June Meat Market Update
With the onset of Winter, much of the East Coast of Australia took a battering last weekend, as unprecedented weather events lashed the coast with heavy rain, damaging winds and king tides. The rain that fell over much of the eastern part of Australia will have some impact on the supply of cattle, however; producers and processors alike, are a litlle more apprehensive about the export market with the AUD gaining strength in the wake of the RBA’s decision to leave interest rates on hold for the present time, not ruling out any cuts in the foreseeable future.
Despite the Aussie dollar rallying, there is still strong demand for lean meat into the U.S. which will place pressure on the budget meat market. It will be an interesting period over the next couple of months to see how strong cattle prices will rise to, with some analysts already predicting an increase up and beyond 650c/kg. On the domestic front, foodservice spend has fallen sharply with most operators pointing blame on the inclement weather and the drawn out federal election campagin stifling the normally optimistic approach, which has most consumers choosing to stay home, rather than dine out.

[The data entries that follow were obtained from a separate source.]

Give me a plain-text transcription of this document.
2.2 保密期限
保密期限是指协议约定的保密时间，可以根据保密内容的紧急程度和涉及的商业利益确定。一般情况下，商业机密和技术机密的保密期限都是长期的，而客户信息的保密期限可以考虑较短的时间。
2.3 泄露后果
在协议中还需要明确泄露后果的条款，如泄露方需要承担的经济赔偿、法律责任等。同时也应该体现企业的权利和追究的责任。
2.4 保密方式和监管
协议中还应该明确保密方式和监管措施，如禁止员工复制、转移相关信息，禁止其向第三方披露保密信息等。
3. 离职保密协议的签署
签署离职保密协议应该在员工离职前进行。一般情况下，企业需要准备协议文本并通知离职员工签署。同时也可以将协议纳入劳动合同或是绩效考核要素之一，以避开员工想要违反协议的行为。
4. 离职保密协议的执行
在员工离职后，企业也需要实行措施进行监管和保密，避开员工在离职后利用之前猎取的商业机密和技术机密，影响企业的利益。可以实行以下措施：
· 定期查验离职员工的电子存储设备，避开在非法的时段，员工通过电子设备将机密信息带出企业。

Typically, as the weather cools, the demand for roasting and braising cuts heats up! This month on the Hot Sheet, we have a Grain Fed Rump Rost Biff (#990431); which is equally versatile to be used for a roast or which can be cut into steaks. From our Prime team, we have a choice of Diced Beef (#24595) at $11.29/kg to whip up your favourite curry or Rump Strips (#40020) which are perfect to make Beef Stroganoff.
For these and other sensational Beef Specials, take a look at our June Hot Sheet Specials, here or ask your QffS and Prime Meat Sales representative.
Prices for Lamb have begun to take on higher ground as numbers decline and the substantial export demand continues into the U.S. Most notable is the increase in Lamb Leg, which is beginning to see familiar pricing as the national carcase weight price for heavy lamb edges further over 607c/kg. Although there is not much on offer during this month’s Hot Sheet, please speak to your Prime Meat Specialist about upcoming Lamb Specials.
The pork market is continuing to slide even further with some wholesalers beginning to turn the clock on Pork Bellies’ pricing. Whilst demand for Ribs is continuing, the demand for Bellies is not as great and has created a void in pricing.
This has also led to calming prices on pork legs, shoulders and some loin cuts. There are a few pundits who warn that this will not last, and that the market will turn on itself overnight, quicker than you can say BLT!!
Meanwhile, this month, we have Pork Tenderloin (#90312) from KR Castlemaine at $11.99/kg and would make a great alternative for a mini roast or even a sweet and sour pork dish? For these and other great meat specials this month, contact your QffS and Prime Foodservice Meat Specialist or our Customer Service Team on 07 3375 2000.
Did You Know?
Curry (plural curries) is a dish originating from the Indian Subcontinent with some curry recipies dating back to 400AD. The common feature is the use of complex combinations of spices or herbs, usually including fresh or dried hot chillies. The use of the term is generally limited to dishes prepared in a sauce, however curry dishes prepared in the Southern states of India may be spiced with leaves from the curry tree.
Dishes called ‘curry’ may contain fish, meat, poultry, or shellfish; either alone or in combination with vegetables. Additionally, many instead are entirely vegetarian, eaten especially among those who hold ethical or religious proscriptions against eating meat or seafood. Such dishes are called by specific names that refer to their ingredients, spicing and cooking methods. Traditionally, spices are used both whole and ground; cooked or raw; and they may be added at different times during the cooking process to produce different results. The main spcies found in most curry powders of the Indian Subcontinent are coriander, cumin and turmeric.
Curries may be either ‘dry’ or ‘wet’. Dry curries are cooked with very little liquid which is allowed to evaporate, leaving the other ingredients coated with the spice mixture. Wet curries contain significant amounts of sauce or gravy based on yoghurt, cream, coconut milk, coconut cream, legume puree, or broth.